Deploying and managing models in production environments is a non-trivial exercise. To quote British statistician George Box, “all models are wrong, some are useful.” Models bring risk, and that risk needs to be managed. Unintended consequences can be significant. For example, if a model calls credit risk incorrectly, real money and reputation risk is at stake. Model robustness and deployments that track bias, provenance, and usage, along with rules-based systems that provide guard rails around interpretation and action, is critical.

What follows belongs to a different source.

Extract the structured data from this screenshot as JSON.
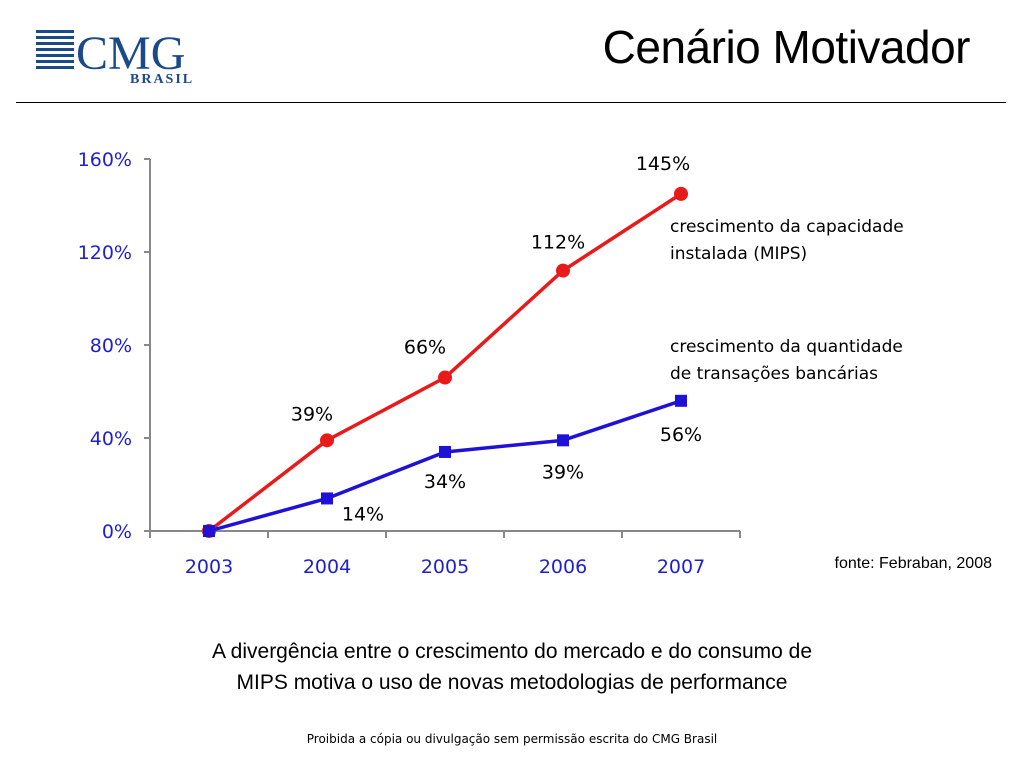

Model explainability is also important, as is adherence to the ever-accelerating set of regulatory guidelines from CCAR, CECL to CCPA, and emerging EU regulations on trustworthy AI.
ModelOps includes many components, including data preparation, data versions, quality checks, feature engineering, labeling, to name a few. We will see considerable evolution in this area as the data science to DevOps handshake adaptively radiates across business functions and applications. From regulated environments in financial services and healthcare to the more fluid worlds of tech and martech.
The future of real-time analytics
Advanced data management and analytics will be key to surviving and thriving in 2021. We will see a convergence of data management, analytics, data science, and real-time systems enabling new automated and self-learning solutions for real-time business operations. We’ll see data hubs emerge as a bridge between in-motion and at-rest data. We’ll see data scientists, app developers, DevOps, and ModelOps worlds collide and converge. Though the near-term future state of business and travel remains uncertain, we can confidently predict the ongoing central importance of data management and analytics as input to real-time connected experience systems while continuing to uplift in data literacy across all business functions and levels.